Although it represents just 3% of France’s vineyards (with a planted area of 27,500 hectares and production of 1,500,000 hl), Burgundy symbolises French wine around the world, along with Bordeaux and Champagne.
60% of the region’s wines are whites based on chardonnay, while 32% are reds using pinot noir grapes and 8% rosés and sparkling wines.
Its vineyards are northerly in location, with white wines that are lively but well-rounded, structured and complex, with flavours of citrus, white flowers, butter and hazelnut, sometimes with a touch of minerals or undergrowth.
As for the region’s reds, their acidity often gives them great potential for ageing.

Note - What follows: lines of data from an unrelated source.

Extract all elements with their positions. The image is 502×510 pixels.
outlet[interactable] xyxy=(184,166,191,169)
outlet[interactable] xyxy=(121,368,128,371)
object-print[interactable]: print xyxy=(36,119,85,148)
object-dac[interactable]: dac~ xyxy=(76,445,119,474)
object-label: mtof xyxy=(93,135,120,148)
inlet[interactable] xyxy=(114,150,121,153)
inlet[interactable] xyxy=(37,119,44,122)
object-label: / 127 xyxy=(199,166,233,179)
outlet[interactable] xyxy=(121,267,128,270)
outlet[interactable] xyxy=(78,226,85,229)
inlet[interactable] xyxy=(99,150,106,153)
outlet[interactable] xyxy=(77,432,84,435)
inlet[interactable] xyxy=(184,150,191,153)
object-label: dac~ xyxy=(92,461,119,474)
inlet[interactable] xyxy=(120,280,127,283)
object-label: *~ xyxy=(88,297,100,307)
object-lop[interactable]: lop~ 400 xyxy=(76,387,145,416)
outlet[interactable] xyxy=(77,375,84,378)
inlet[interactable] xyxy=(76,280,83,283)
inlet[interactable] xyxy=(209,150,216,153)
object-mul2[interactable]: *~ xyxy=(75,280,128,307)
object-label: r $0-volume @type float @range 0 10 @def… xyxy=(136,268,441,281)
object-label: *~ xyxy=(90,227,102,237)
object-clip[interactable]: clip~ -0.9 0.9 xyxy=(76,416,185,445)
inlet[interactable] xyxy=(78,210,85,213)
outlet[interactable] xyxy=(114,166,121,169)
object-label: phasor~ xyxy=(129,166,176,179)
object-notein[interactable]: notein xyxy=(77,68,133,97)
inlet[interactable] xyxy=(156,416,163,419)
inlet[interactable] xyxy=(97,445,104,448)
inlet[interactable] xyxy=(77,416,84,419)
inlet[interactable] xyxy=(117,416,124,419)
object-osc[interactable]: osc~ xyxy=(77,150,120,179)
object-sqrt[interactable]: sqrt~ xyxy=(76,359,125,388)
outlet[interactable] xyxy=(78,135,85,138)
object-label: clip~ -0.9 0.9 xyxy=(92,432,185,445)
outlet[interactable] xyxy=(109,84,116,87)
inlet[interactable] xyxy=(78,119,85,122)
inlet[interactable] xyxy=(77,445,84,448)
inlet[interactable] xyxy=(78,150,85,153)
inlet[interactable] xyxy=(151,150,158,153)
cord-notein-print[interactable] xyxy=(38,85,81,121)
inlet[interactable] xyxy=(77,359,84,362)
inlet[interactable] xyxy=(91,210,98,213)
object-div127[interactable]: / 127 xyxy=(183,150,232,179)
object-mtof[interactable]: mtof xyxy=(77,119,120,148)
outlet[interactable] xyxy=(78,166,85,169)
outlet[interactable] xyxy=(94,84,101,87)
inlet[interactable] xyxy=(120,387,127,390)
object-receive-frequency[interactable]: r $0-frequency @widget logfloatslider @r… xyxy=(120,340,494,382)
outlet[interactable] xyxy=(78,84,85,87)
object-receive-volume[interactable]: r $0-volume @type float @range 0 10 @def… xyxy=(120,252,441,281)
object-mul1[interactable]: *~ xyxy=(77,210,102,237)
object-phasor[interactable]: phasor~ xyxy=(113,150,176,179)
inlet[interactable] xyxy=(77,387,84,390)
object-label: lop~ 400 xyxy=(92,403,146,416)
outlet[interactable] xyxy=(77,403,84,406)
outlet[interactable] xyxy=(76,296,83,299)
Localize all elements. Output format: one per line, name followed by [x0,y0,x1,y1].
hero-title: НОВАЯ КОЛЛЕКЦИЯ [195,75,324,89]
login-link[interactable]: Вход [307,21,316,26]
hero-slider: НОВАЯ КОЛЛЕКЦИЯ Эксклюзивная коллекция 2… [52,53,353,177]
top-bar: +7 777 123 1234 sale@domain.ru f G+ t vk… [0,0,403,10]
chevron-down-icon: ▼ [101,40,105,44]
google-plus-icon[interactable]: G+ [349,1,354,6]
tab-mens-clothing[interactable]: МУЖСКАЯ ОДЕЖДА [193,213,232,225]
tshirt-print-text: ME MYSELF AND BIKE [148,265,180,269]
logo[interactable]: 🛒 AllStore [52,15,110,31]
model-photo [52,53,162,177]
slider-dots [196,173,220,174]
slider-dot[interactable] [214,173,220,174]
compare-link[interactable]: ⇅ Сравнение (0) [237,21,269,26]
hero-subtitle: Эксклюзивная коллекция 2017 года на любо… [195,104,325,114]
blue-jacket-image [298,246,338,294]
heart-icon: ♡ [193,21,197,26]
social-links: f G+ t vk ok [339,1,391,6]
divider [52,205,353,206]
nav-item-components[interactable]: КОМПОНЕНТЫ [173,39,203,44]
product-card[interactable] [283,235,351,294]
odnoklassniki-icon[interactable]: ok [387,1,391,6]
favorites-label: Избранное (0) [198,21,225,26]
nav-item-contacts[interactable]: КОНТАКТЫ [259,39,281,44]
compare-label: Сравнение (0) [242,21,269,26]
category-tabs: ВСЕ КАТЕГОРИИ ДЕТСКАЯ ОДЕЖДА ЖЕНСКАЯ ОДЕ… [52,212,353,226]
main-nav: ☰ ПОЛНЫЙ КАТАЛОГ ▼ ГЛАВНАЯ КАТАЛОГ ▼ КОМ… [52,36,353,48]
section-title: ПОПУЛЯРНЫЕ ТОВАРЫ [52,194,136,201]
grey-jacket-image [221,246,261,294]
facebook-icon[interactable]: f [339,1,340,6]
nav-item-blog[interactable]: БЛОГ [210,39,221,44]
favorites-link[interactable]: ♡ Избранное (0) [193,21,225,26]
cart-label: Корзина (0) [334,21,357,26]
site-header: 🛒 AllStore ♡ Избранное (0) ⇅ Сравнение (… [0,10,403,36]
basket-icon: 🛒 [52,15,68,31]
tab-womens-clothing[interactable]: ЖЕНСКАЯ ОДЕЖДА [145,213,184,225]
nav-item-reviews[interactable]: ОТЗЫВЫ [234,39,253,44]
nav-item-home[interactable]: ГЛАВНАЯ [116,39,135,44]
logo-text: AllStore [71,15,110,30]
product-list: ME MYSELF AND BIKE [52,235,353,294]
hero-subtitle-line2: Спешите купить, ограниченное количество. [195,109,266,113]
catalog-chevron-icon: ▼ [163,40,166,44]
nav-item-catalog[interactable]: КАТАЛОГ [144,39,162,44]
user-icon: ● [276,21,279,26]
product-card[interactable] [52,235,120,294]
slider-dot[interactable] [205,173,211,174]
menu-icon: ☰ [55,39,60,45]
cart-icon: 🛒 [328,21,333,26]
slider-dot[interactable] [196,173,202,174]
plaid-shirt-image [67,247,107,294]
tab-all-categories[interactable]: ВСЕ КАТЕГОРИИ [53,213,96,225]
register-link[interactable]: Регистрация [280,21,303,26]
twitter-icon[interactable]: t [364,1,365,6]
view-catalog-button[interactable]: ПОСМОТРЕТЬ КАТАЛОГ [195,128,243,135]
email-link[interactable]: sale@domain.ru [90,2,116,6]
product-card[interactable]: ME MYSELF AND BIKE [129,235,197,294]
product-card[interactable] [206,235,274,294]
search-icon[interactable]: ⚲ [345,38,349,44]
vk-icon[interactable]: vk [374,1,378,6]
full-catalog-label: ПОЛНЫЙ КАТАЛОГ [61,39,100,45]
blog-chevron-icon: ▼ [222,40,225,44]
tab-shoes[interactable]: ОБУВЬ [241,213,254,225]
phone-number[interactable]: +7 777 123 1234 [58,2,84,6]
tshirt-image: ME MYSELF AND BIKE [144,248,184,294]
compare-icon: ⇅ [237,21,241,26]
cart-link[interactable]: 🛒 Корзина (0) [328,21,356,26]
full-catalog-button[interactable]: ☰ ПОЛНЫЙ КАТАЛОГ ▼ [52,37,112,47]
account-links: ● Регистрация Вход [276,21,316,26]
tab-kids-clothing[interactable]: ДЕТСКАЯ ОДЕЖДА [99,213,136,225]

They feature notes of Morello cherries and red fruit, which gain in complexity as time passes.
Although Burgundy only has virtually two grape types, the extreme diversity of the micro-terroirs (called climates) confers an amazing diversity of nuances to the wines, depending on the soils, slope or orientation.
Vineyards tend to be very fragmented, with plots that are usually limited in size. This small scale of production essentially requires manual harvesting and can result in a whole range of different crops and wines from the same winemaker, which gives the finished product genuine personality.
Burgundy is made up of four geographical areas: Yonne (Chablis), Côte d’Or (Côte de Nuits and Côte de Beaune), Côte Chalonnaise and Maconnais.